In accordance with his consistent attempt to introduce a cautionary and sobering note into the world of utopian and messianic hope, Maimonides quotes the third‑century Amora of Babylon, Samuel, to the effect that “the only difference between this world and the days of the Messiah is the subjection of Israel to the nations” (BT Sanhedrin 91b).

Cautious Messianism

Similarly, Maimonides warned against any attempt to divine the messianic process by astrology or any other means (cf. Maimonides, Epistle to Yemen). In fact, when it would happen, how it would happen, and what would happen were all concealed; the sages had no clear traditions and, in any case, no article of faith was involved. The whole subject was to be avoided as a fruitless exercise (MT, Hilkhot Melakhim 12:1). On the other hand, Maimonides, in the Epistle to Yemen, did reveal a tradition in his family to the effect that the Messiah would come in 4976, or 1216 C.E.

The attempt to combat messianic hopes and discredit their exponents was perennial, all the more so when messianism was coupled with antinomianism [i.e. movements that eschewed obedience to Jewish law, halakha].

It began perhaps with Rabbi Torta’s attack on Rabbi Akiva for his support of Bar Kokhba in 132 C.E. and the anathema pronounced on all “who calculate the end”; it is represented in the Gaonic period by Natronai Gaon [9th century], continues with Rabbi Azariah dei Rossi’s attack in 1573 on the predictions and astrological calculations of Rabbi Abraham bar Hiyya in the twelfth century and Don Isaac Abrabanel in the late fifteenth century, and reaches its climax in the onslaught directed by Rabbi Jacob Sasportas on Shabbetai Zevi, Nathan of Gaza, and the [messianic] Sabbatean movement in general, which flourished from 1666 to 1676.
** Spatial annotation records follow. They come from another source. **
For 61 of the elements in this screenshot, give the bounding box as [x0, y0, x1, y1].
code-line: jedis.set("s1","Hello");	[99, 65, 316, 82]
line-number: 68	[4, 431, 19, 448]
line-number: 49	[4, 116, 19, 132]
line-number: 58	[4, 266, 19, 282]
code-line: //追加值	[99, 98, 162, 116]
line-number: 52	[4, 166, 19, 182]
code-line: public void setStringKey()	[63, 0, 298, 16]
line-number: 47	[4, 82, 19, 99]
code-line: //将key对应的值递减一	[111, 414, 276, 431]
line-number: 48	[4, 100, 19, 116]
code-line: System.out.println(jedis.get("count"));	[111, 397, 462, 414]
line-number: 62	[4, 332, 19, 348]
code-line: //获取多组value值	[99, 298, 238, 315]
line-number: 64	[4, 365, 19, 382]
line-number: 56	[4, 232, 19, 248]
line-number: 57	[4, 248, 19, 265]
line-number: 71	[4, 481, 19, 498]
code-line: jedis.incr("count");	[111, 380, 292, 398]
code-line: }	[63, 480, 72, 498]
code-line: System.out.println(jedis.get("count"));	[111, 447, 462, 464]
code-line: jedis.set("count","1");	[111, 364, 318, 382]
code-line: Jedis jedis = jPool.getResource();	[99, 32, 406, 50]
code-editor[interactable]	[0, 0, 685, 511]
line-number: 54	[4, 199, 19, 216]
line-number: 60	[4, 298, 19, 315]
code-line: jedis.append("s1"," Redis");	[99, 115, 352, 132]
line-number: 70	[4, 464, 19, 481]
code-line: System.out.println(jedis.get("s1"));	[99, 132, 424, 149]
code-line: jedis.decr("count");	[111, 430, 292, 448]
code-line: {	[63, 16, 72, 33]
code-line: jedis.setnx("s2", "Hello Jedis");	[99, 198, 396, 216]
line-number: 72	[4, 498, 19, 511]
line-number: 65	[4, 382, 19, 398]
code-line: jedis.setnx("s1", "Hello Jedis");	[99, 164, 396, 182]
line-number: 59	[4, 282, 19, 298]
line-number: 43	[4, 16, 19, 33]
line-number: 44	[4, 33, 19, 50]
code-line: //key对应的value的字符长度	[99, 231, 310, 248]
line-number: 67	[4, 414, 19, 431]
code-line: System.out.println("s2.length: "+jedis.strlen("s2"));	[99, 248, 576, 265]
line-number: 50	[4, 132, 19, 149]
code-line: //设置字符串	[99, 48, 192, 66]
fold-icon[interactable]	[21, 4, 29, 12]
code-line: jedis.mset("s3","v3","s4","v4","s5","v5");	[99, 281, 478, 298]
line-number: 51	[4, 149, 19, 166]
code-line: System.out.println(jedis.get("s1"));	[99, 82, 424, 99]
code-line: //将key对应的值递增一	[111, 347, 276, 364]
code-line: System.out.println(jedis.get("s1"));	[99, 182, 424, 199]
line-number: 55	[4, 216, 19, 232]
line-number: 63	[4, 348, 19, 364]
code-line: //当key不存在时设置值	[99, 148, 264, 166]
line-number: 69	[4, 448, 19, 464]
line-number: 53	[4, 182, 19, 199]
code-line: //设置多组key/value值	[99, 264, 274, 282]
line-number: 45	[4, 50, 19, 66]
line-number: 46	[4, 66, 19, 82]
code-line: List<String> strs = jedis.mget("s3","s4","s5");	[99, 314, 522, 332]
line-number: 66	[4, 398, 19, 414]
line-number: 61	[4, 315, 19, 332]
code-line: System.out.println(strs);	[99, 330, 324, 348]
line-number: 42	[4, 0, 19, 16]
In the nineteenth and early twentieth centuries, the same tradition is maintained in the attacks made on the Zionist movement by Rabbi Joseph Rozin, the Rogachover Rebbe. It is indeed symptomatic of the new movement’s secular and antinomian tendencies that it should produce the closest Jewish counterparts to the conventional utopian fancies of the gentile world‑‑Herzl’s Altneuland (Old‑New Land) (1902) and Elhanan Leib Lewinski’s Hebrew tract Journey to the Land of Israel in the Year 5800 [C.E. 2040] (1892).